Coming Home from Sleep Away, Iraq Similar Says Mothers of Campers

Livingston, NJ (Aug 13) – Like mothers who send their children off to war for a year or two, thousands of area residents have breathed a sigh of relief as their children have arrived home safely from sleep away camp.  They had waited with anticipation for three and sometimes even four worry-free weeks since visiting day for their offspring to get home and only now can local mothers stop talking about how difficult the last few weeks have been without their “babies”.

Camp Huron Lake, home to over 400 campers, received hundreds upon hundreds of emails, letters and phone calls over the past month from mothers concerning life and death issues such as “wearing enough sunscreen”, “bathing properly”, “running low on tampons” and “keeping on their orthodontic headgear through the night”.  US Soldiers in Iraq can receive an unlimited number of packages when deployed yet campers at many camps including Camp Huron Lake can only receive two the entire summer.  Additionally, the Armed Forces do not have a restriction on what can be sent up in said packages.  Soldiers, many who work for 18 to 24 hour shifts in 110 degree heat while wearing several layers of protective gear, may also get any type of food which is strictly forbidden by nearly all sleep away camps.

“It’s unfair that I can’t send Jake up his favorite things to eat the entire summer.  He’s going nearly three weeks since we saw him without any type of candy cake or Cupcakes by Melissa.  How do we expect our kids to survive?  The soldiers can eat candy all day long, provided that they’re not being shot at by Iraqi insurgents.” lamented Jen Goldstein, Jake’s mother, 43.  “I’ve been worrying about my boy all summer long.  I even thought about it a few times when my husband and I were touring Western Europe with a few other couples.  It’s not easy.”

Sleep away camp can be a grueling ordeal for many children.   A typical day is not unlike being in Iraq or Afghanistan according to many parents.   Being awoken by the daily revile bugle can be very frightening in camp, probably similar to exploding mortar and gunfire disrupting a fourteen hour power nap in preparation of a two day, no sleep recon mission according to a group of NJ psychologists.

Campers also need to make crucial eating decisions at three meals a day.  “Should I have a salad, sandwich, or tofu burger for lunch today?  Tough decision.  Mmm, and what for desert?” questioned Junior Girl camper Hanna Stern, 11.  “Where’s my mother when I need her?”  Like this Junior Girl camper, Iraq veteran Shane McMannus, 27, faced equally tough decisions on a daily basis.  “Should I eat these government rations or starve today?  But I can see how stressful the decision making process can be for an over-privileged camper.  I would never want to be in her shoes.”

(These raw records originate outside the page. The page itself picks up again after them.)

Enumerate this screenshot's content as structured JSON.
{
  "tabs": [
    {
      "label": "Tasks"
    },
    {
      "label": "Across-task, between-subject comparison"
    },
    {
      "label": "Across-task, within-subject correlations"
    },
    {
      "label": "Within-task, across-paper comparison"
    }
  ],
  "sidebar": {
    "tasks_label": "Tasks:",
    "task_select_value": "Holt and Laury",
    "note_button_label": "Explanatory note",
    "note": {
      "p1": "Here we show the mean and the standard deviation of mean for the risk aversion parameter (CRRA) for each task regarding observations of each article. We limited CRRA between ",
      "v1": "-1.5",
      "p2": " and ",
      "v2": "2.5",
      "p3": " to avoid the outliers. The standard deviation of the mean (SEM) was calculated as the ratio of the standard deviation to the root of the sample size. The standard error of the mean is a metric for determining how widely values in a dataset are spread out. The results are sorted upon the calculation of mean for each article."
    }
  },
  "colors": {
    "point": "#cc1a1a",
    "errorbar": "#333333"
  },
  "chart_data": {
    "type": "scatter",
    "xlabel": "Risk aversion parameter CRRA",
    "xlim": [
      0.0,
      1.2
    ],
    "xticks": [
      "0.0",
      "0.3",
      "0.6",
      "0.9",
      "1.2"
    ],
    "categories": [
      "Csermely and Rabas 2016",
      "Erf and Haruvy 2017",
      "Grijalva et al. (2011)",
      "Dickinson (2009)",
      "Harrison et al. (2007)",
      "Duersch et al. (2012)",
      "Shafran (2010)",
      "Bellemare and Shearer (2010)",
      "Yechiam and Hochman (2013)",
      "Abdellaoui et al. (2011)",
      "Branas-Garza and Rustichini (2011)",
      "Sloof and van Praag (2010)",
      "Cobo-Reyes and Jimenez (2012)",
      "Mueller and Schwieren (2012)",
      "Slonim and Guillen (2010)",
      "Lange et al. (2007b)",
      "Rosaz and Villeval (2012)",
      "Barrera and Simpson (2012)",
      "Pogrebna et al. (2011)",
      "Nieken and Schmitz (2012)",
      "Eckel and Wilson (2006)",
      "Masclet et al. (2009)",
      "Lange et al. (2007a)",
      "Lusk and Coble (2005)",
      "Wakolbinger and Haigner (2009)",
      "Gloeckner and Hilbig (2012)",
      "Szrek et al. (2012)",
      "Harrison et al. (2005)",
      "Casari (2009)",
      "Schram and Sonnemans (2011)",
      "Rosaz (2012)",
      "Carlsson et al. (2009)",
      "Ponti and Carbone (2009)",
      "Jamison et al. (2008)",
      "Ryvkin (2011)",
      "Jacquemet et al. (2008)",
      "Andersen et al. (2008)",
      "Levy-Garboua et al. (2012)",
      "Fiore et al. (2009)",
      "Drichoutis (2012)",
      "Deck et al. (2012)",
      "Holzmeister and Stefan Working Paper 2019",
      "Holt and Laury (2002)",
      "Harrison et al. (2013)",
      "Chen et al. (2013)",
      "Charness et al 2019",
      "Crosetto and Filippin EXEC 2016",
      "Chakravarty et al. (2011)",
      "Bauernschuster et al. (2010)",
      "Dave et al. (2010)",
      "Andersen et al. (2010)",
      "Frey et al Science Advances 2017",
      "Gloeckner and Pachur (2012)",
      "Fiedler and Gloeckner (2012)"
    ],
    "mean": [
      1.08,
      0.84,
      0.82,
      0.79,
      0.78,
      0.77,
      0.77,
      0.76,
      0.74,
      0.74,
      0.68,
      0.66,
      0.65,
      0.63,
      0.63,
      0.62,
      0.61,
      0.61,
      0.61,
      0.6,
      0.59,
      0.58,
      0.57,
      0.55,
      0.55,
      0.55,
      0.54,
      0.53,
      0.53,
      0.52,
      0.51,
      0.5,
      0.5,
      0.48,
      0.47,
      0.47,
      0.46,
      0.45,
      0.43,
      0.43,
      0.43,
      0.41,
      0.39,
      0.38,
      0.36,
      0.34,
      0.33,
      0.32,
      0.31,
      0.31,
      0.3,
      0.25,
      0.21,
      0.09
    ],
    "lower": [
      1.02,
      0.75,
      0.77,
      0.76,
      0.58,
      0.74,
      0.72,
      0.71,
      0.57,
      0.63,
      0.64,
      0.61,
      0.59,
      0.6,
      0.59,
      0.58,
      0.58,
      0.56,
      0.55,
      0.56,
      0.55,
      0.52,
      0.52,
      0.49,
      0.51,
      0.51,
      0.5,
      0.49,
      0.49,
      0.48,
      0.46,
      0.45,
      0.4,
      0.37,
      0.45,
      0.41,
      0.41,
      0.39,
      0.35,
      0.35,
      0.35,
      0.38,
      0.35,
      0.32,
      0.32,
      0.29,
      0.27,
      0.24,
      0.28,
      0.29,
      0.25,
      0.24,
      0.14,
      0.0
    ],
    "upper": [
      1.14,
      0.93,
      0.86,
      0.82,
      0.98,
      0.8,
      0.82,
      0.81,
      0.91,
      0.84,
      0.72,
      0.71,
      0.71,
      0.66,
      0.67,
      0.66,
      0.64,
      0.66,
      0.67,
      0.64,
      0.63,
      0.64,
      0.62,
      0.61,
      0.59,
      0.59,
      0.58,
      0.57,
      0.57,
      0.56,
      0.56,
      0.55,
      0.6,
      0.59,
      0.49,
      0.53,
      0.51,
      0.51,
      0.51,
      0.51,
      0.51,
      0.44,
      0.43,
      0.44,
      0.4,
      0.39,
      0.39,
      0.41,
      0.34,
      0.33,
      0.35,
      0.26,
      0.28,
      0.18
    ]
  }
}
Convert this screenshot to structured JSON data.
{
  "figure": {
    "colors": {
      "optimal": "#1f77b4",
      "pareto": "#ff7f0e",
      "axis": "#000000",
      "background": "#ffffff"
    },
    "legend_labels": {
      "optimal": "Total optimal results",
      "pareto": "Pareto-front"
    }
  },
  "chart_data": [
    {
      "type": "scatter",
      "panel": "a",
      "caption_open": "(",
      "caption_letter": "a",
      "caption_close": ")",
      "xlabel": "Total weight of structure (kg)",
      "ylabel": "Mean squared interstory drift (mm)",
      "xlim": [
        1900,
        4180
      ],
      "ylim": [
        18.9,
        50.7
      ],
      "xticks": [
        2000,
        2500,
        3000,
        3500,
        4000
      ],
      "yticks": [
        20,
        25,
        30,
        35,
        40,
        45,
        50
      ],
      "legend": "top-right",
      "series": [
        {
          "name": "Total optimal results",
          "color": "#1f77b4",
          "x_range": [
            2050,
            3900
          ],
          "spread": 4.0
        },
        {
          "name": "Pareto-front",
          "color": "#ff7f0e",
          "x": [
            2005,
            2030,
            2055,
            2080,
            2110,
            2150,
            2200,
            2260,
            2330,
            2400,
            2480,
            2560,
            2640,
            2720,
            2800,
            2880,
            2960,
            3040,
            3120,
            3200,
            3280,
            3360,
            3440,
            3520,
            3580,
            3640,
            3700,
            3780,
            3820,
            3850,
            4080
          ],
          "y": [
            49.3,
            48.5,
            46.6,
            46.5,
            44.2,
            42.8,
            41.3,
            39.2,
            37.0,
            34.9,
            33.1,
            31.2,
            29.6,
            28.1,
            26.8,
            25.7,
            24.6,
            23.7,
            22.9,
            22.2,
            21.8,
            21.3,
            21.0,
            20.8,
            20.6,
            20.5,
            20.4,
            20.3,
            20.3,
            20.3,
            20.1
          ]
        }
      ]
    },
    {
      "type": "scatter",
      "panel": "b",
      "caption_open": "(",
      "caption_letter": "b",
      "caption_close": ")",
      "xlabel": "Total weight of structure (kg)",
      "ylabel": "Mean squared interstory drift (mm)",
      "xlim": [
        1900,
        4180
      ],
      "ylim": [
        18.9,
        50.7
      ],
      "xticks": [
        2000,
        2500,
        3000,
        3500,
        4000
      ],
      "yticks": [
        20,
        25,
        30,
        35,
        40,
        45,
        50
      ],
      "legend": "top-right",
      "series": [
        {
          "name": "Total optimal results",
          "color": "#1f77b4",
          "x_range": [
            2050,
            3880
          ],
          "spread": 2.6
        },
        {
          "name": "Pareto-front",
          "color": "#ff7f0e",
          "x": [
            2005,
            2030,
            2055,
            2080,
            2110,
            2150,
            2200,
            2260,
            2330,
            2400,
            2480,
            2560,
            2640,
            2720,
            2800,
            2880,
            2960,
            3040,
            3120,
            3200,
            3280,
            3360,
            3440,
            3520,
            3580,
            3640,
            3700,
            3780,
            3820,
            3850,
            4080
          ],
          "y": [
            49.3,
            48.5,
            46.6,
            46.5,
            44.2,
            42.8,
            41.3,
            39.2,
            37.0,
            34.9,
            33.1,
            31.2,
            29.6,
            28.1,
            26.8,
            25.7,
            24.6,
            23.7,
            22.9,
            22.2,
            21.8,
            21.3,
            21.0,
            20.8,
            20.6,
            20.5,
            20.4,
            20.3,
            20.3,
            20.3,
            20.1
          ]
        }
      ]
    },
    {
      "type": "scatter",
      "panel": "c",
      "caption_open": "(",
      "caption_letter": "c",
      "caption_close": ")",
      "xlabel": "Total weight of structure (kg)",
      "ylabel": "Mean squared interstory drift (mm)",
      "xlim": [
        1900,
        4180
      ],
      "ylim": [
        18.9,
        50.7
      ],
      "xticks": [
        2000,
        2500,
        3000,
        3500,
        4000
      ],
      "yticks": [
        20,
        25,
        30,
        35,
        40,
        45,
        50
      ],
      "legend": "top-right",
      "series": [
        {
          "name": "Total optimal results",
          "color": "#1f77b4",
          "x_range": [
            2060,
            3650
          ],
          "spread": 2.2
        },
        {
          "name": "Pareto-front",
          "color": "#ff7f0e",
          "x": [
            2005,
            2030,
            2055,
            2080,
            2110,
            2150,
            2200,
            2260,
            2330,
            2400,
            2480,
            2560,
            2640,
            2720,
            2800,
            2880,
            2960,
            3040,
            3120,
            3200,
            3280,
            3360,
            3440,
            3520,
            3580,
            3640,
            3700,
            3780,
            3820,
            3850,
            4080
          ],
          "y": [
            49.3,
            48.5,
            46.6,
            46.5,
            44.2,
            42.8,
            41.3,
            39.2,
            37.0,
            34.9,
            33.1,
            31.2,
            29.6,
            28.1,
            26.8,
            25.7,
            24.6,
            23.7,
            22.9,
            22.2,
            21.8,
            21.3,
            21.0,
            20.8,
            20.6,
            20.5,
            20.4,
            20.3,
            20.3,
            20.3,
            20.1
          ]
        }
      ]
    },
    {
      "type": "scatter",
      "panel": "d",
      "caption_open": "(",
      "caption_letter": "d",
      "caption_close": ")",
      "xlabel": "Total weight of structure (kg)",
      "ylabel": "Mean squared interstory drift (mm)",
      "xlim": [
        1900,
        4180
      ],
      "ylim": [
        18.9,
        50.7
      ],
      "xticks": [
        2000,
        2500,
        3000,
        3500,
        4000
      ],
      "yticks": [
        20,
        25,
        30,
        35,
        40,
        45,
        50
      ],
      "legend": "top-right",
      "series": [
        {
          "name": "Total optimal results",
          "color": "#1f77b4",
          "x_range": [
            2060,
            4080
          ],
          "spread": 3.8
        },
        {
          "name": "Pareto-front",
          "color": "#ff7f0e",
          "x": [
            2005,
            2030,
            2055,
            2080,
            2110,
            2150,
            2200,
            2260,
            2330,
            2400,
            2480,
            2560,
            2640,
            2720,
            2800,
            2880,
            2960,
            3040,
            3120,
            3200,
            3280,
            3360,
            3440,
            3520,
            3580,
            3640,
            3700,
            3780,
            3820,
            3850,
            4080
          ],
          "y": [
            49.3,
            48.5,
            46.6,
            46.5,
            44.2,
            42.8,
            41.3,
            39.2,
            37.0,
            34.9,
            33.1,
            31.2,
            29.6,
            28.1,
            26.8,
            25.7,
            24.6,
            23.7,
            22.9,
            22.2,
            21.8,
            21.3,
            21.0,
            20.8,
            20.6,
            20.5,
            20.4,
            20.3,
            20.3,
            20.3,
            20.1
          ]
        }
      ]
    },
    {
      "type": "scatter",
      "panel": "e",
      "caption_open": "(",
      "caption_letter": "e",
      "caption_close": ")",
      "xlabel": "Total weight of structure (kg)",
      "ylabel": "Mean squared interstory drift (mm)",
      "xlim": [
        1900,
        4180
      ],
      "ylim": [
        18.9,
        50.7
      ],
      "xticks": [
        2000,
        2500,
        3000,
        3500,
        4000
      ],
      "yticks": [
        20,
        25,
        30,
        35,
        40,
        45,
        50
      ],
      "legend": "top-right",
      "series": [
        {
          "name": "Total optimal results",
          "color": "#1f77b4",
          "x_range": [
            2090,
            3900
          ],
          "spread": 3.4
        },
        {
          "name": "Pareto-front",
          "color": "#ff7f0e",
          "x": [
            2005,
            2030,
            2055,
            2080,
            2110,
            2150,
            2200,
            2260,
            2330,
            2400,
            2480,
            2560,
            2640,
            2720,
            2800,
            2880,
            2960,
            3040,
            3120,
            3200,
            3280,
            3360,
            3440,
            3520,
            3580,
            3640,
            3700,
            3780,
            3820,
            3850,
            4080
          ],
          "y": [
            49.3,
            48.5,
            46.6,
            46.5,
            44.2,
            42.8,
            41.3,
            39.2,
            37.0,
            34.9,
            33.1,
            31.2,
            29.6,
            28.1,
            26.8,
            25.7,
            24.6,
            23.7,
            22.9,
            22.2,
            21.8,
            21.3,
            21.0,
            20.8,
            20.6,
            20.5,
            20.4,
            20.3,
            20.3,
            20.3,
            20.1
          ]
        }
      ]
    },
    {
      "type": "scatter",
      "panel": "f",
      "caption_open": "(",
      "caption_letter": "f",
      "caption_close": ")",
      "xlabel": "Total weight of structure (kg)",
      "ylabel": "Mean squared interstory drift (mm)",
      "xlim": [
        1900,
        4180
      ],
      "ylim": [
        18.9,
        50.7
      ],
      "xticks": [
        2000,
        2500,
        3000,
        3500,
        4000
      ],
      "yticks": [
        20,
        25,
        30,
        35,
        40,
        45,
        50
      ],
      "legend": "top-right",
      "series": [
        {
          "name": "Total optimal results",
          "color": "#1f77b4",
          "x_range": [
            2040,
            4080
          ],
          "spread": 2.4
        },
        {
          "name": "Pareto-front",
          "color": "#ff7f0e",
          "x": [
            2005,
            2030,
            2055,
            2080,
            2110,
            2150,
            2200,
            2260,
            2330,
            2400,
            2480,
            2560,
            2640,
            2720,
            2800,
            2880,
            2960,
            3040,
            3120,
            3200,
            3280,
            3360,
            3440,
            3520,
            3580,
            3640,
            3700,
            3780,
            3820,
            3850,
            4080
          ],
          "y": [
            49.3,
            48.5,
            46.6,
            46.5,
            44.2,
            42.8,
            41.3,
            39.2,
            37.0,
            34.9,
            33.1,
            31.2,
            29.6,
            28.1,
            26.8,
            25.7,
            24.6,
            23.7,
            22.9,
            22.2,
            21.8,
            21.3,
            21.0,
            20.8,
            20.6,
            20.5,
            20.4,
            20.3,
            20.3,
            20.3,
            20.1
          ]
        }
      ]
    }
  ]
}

While many who have not experienced life in summer camp, days can seem like a never-ending trek of kickball, bracelet making, dancing, swimming, tennis, trapeze swinging, cookie baking and eating.  It’s not a lifestyle for everyone says mother Julie Steinberg, mother of Jake Steinberg, 10, who very nearly was run over by the camp bus as she sprinted to see her son.  “He’s out there on the front lines all day long, playing, laughing…  It’s gotta be exhausting to have to do this for seven straight weeks with your friends.  I’m not sure if it’s harder on him or me,” commented Julie, sitting at her pool enjoying her third pina colada of the day while her nanny entertained six-year old twins Jacob and Jakey. “I hate the thought of him not having enough rubber bands for his Rainbow Loom!”